A new documentary reveals the body camera footage that was hidden from the public.
Jan Jekielek: You’ve made an astonishing film. You’ve used body cam footage from the police officers involved in the arrest of George Floyd, including Derek Chauvin, that was withheld for a long time. You put it together telling a very different story than the world is aware of. How did you get into this so deeply?
Liz Collin: I like to say this isn’t a story I ever set out to tell. I was a member of the mainstream media for nearly 20 years. I worked about 14 years of that at a CBS station in Minneapolis, where I was an anchor and reporter. At the time this all unfolded on May 25, 2020, I was married and am still married to the former union president of the Minneapolis Police Department.
More than anything, I was troubled as a journalist seeing this unfold, because the media was privy to all of this information. Instead of trying to get at the facts of the case and push back against these narratives that we knew weren’t true, there was this fear that permeated the air in Minneapolis and across the country.
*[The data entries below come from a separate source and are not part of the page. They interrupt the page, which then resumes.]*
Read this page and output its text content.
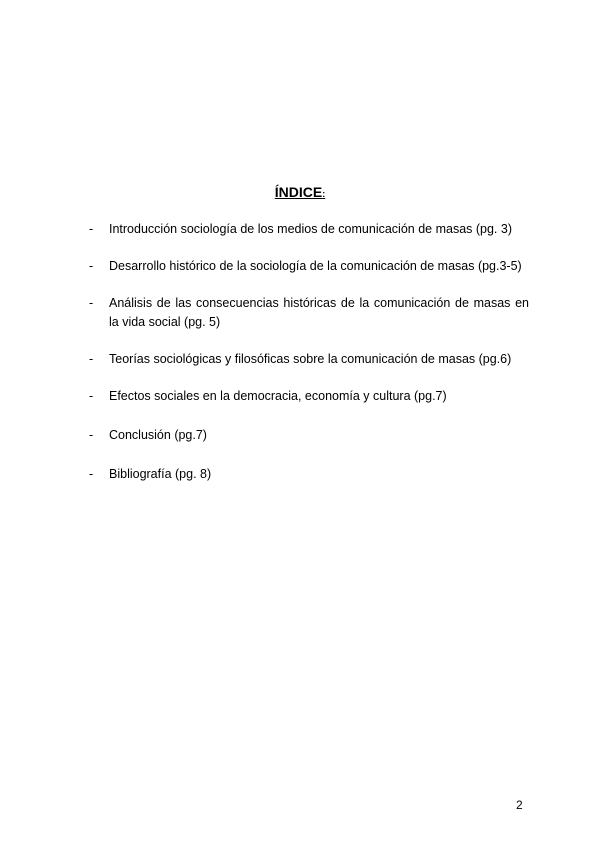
ÍNDICE:
- Introducción sociología de los medios de comunicación de masas (pg. 3)
- Desarrollo histórico de la sociología de la comunicación de masas (pg.3-5)
- Análisis de las consecuencias históricas de la comunicación de masas en la vida social (pg. 5)
- Teorías sociológicas y filosóficas sobre la comunicación de masas (pg.6)
- Efectos sociales en la democracia, economía y cultura (pg.7)
- Conclusión (pg.7)
- Bibliografía (pg. 8)
2
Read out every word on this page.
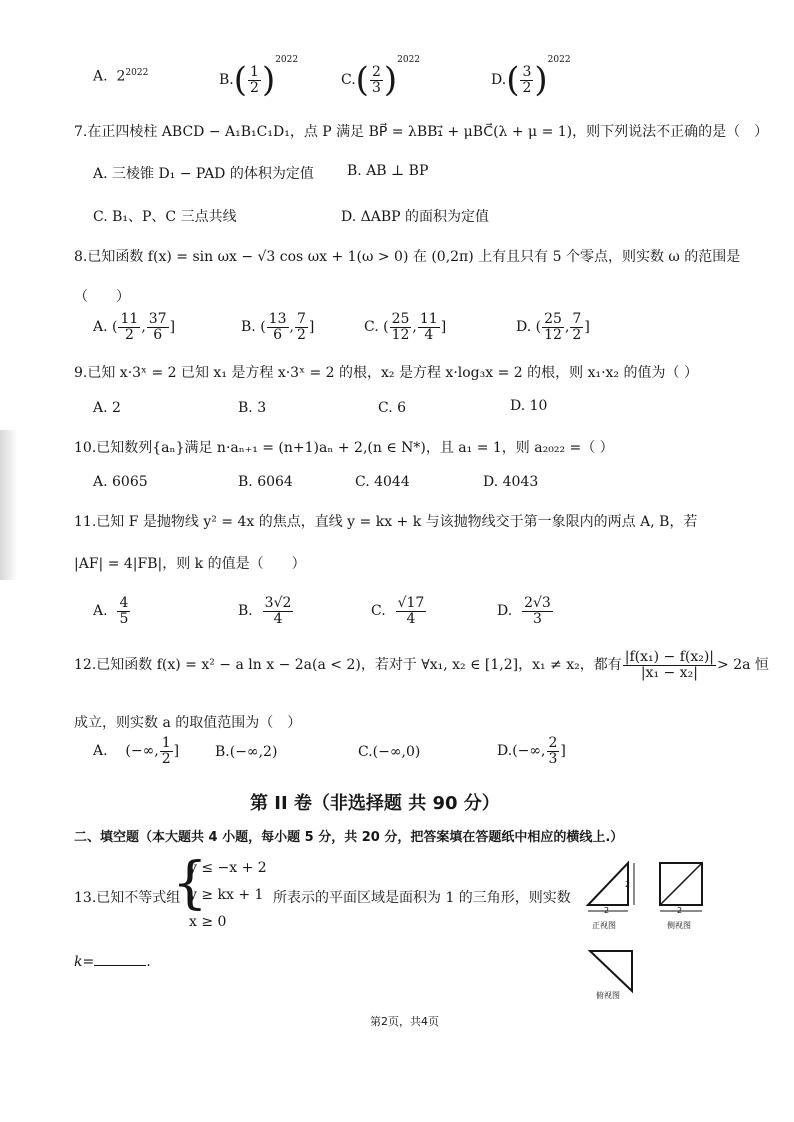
A. $2^{2022}$	$B.( \frac{1}{2} )^{2022}$
$C.( \frac{2}{3} )^{2022}$
$D.( \frac{3}{2} )^{2022}$
7.在正四棱柱 ABCD − A₁B₁C₁D₁，点 P 满足 BP⃗ = λBB₁⃗ + μBC⃗(λ + μ = 1)，则下列说法不正确的是（　）
A. 三棱锥 D₁ − PAD 的体积为定值 B. AB ⊥ BP
C. B₁、P、C 三点共线	D. ΔABP 的面积为定值
8.已知函数 f(x) = sin ωx − √3 cos ωx + 1(ω > 0) 在 (0,2π) 上有且只有 5 个零点，则实数 ω 的范围是
（　　）
A. ( $\frac{11}{2}$ , $\frac{37}{6}$ ]	B. ( $\frac{13}{6}$ , $\frac{7}{2}$ ]	C. ( $\frac{25}{12}$ , $\frac{11}{4}$ ]	D. ( $\frac{25}{12}$ , $\frac{7}{2}$ ]
9.已知 x·3ˣ = 2 已知 x₁ 是方程 x·3ˣ = 2 的根，x₂ 是方程 x·log₃x = 2 的根，则 x₁·x₂ 的值为（ ）
A. 2	B. 3	C. 6	D. 10
10.已知数列{aₙ}满足 n·aₙ₊₁ = (n+1)aₙ + 2,(n ∈ N*)，且 a₁ = 1，则 a₂₀₂₂ =（ ）
A. 6065	B. 6064	C. 4044	D. 4043
11.已知 F 是抛物线 y² = 4x 的焦点，直线 y = kx + k 与该抛物线交于第一象限内的两点 A, B，若
|AF| = 4|FB|，则 k 的值是（　　）
A. $\frac{4}{5}$	B. $\frac{3√2}{4}$	C. $\frac{√17}{4}$	D. $\frac{2√3}{3}$
12.已知函数 f(x) = x² − a ln x − 2a(a < 2)，若对于 ∀x₁, x₂ ∈ [1,2]，x₁ ≠ x₂，都有 $\frac{\text{|f(x₁) − f(x₂)|}}{\text{|x₁ − x₂|}} > 2a$ 恒
成立，则实数 a 的取值范围为（　）
A. (−∞, $\frac{1}{2}$ ]	B.(−∞,2)	C.(−∞,0)	D.(−∞, $\frac{2}{3}$ ]
第 II 卷（非选择题 共 90 分）
二、填空题（本大题共 4 小题，每小题 5 分，共 20 分，把答案填在答题纸中相应的横线上.）
13.已知不等式组
{
y ≤ −x + 2
y ≥ kx + 1
x ≥ 0
所表示的平面区域是面积为 1 的三角形，则实数
k=	.
2
2	2
正视图	侧视图
俯视图
第2页，共4页
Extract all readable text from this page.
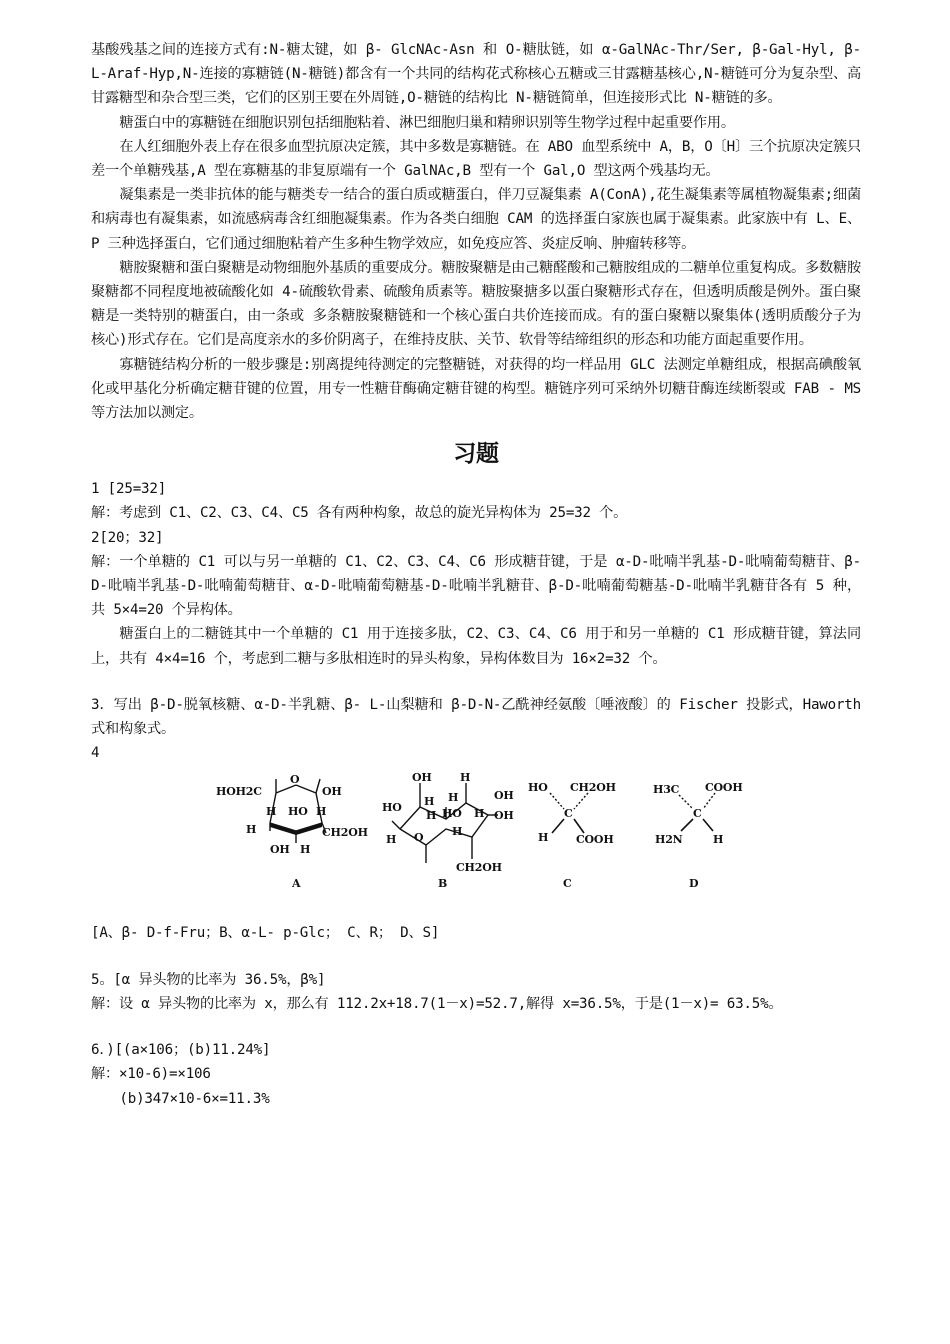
基酸残基之间的连接方式有:N-糖太键，如 β- GlcNAc-Asn 和 O-糖肽链，如 α-GalNAc-Thr/Ser, β-Gal-Hyl, β-L-Araf-Hyp,N-连接的寡糖链(N-糖链)都含有一个共同的结构花式称核心五糖或三甘露糖基核心,N-糖链可分为复杂型、高甘露糖型和杂合型三类，它们的区别王要在外周链,O-糖链的结构比 N-糖链简单，但连接形式比 N-糖链的多。

糖蛋白中的寡糖链在细胞识别包括细胞粘着、淋巴细胞归巢和精卵识别等生物学过程中起重要作用。

在人红细胞外表上存在很多血型抗原决定簇，其中多数是寡糖链。在 ABO 血型系统中 A，B，O〔H〕三个抗原决定簇只差一个单糖残基,A 型在寡糖基的非复原端有一个 GalNAc,B 型有一个 Gal,O 型这两个残基均无。

凝集素是一类非抗体的能与糖类专一结合的蛋白质或糖蛋白，伴刀豆凝集素 A(ConA),花生凝集素等属植物凝集素;细菌和病毒也有凝集素，如流感病毒含红细胞凝集素。作为各类白细胞 CAM 的选择蛋白家族也属于凝集素。此家族中有 L、E、P 三种选择蛋白，它们通过细胞粘着产生多种生物学效应，如免疫应答、炎症反响、肿瘤转移等。

糖胺聚糖和蛋白聚糖是动物细胞外基质的重要成分。糖胺聚糖是由己糖醛酸和己糖胺组成的二糖单位重复构成。多数糖胺聚糖都不同程度地被硫酸化如 4-硫酸软骨素、硫酸角质素等。糖胺聚搪多以蛋白聚糖形式存在，但透明质酸是例外。蛋白聚糖是一类特别的糖蛋白，由一条或 多条糖胺聚糖链和一个核心蛋白共价连接而成。有的蛋白聚糖以聚集体(透明质酸分子为核心)形式存在。它们是高度亲水的多价阴离子，在维持皮肤、关节、软骨等结缔组织的形态和功能方面起重要作用。

寡糖链结构分析的一般步骤是:别离提纯待测定的完整糖链，对获得的均一样品用 GLC 法测定单糖组成，根据高碘酸氧化或甲基化分析确定糖苷键的位置，用专一性糖苷酶确定糖苷键的构型。糖链序列可采纳外切糖苷酶连续断裂或 FAB - MS 等方法加以测定。

习题

1 [25=32]

解：考虑到 C1、C2、C3、C4、C5 各有两种构象，故总的旋光异构体为 25=32 个。

2[20；32]

解：一个单糖的 C1 可以与另一单糖的 C1、C2、C3、C4、C6 形成糖苷键，于是 α-D-吡喃半乳基-D-吡喃葡萄糖苷、β-D-吡喃半乳基-D-吡喃葡萄糖苷、α-D-吡喃葡萄糖基-D-吡喃半乳糖苷、β-D-吡喃葡萄糖基-D-吡喃半乳糖苷各有 5 种，共 5×4=20 个异构体。

糖蛋白上的二糖链其中一个单糖的 C1 用于连接多肽，C2、C3、C4、C6 用于和另一单糖的 C1 形成糖苷键，算法同上，共有 4×4=16 个，考虑到二糖与多肽相连时的异头构象，异构体数目为 16×2=32 个。

3．写出 β-D-脱氧核糖、α-D-半乳糖、β- L-山梨糖和 β-D-N-乙酰神经氨酸〔唾液酸〕的 Fischer 投影式，Haworth 式和构象式。

4

HOH2C
O
OH
H HO H
H	CH2OH
OH H
A
OH	H
HO H H	OH
H HO H OH
H
O
H
CH2OH
B
HO CH2OH
C
H	COOH
C
H3C COOH
C
H2N	H
D

[A、β- D-f-Fru；B、α-L- p-Glc； C、R； D、S]

5。[α 异头物的比率为 36.5%，β%]

解：设 α 异头物的比率为 x，那么有 112.2x+18.7(1－x)=52.7,解得 x=36.5%，于是(1－x)= 63.5%。

6．)[(a×106；(b)11.24%]

解：×10-6)=×106

(b)347×10-6×=11.3%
You had to go this one way and not bother about facts and what we saw happening with our justice system.
Mr. Jekielek: You knew the day after these traumatic events that something was really off.
Ms. Collin: The very next day, you have the mayor and the chief of police holding multiple press conferences. I knew the chief called in the FBI that very night, just hours after this unfolded. Clearly, I had a unique perspective with my husband’s job. But as a reporter, you have them holding press conferences and saying things like, “Whatever happened at 38th and Chicago with George Floyd isn’t a part of police training. We’ve never seen this maneuver before.” They also said that George Floyd had never been arrested before, which was not true.
But more than anything, it was the body camera footage from 2020 that they hid from the public. That has never happened before in any type of critical incident. To this day, most people have never seen that entire encounter with George Floyd, which is why we wanted to start the film with just that.
You have George Floyd resistant from the beginning, talking about how he can’t breathe long before Derek Chauvin even arrives on scene.
You have a black officer who arrests George Floyd that day, Alex Kueng. That didn’t fit the narrative, and he'll be the first to tell you that in the film as well. You have Thomas Lane, who calls for an ambulance 36 seconds after George Floyd is placed on the ground. George Floyd himself asks to be placed on the ground because he doesn’t want to get in that squad car. George Floyd is also saying again and again that he didn’t take anything and he’s not on anything. I should also say, regarding this MRT [Maximal Restraint Technique], they make reference to it in the body camera footage as well.
Mr. Jekielek: It’s called maximal restraint technique, correct? MRT is standard usage, and people are trained in it. Then you have footage of the chief of police on the stand saying that that method, which Derek Chauvin used in a textbook way, is not part of what police officers in Minneapolis do. When you saw that, how did you react?
Ms. Collin: I first put a book out about all this called “They’re Lying: The Media, the Left, and the Death of George Floyd,” and this film is based on that. I really couldn’t believe how people were so quick to lie, and nobody seemed to want to call them out. The chief of police, under oath, says that MRT is not a part of police training. The head of training, then Inspector Katie Blackwell, says the same thing.
Mr. Jekielek: And there were multiple autopsy reports.
Ms. Collin: You have George Floyd’s autopsy finished within 12 hours of his death. You have no strangulation marks, no asphyxiation, no bruising to the neck. You have three times the lethal limit of fentanyl in George Floyd’s system. George Floyd has a tumor, and there are still questions as to why more testing wasn’t done on that tumor. He has 75 percent blockage in one artery going to his heart. He recently recovered from COVID.
It wasn’t so much what the jury was allowed to see, but what they weren’t allowed to see. We talk about this body camera footage. This is about an 18-minute interaction with George Floyd that day. It’s the 90 seconds at the end that the jury is allowed to see in trial, and that’s it.
Mr. Jekielek: You’ve been in the media for 20 years. How does this investigation compare with others you’ve done?
Ms. Collin: To manipulate a story like this to hide things from the public is a testament to poor leadership where nobody was willing to speak the truth. I’ve never seen corruption at this level before. But I knew that I also had a unique perspective and needed to do something.
I would challenge people to share the film with as many people as possible. Not one mainstream station has yet to reach out for an interview, but that is the state of affairs in the media. But we have to be able to talk about this, and I hope this does change some hearts and minds.
This interview was edited for clarity and brevity.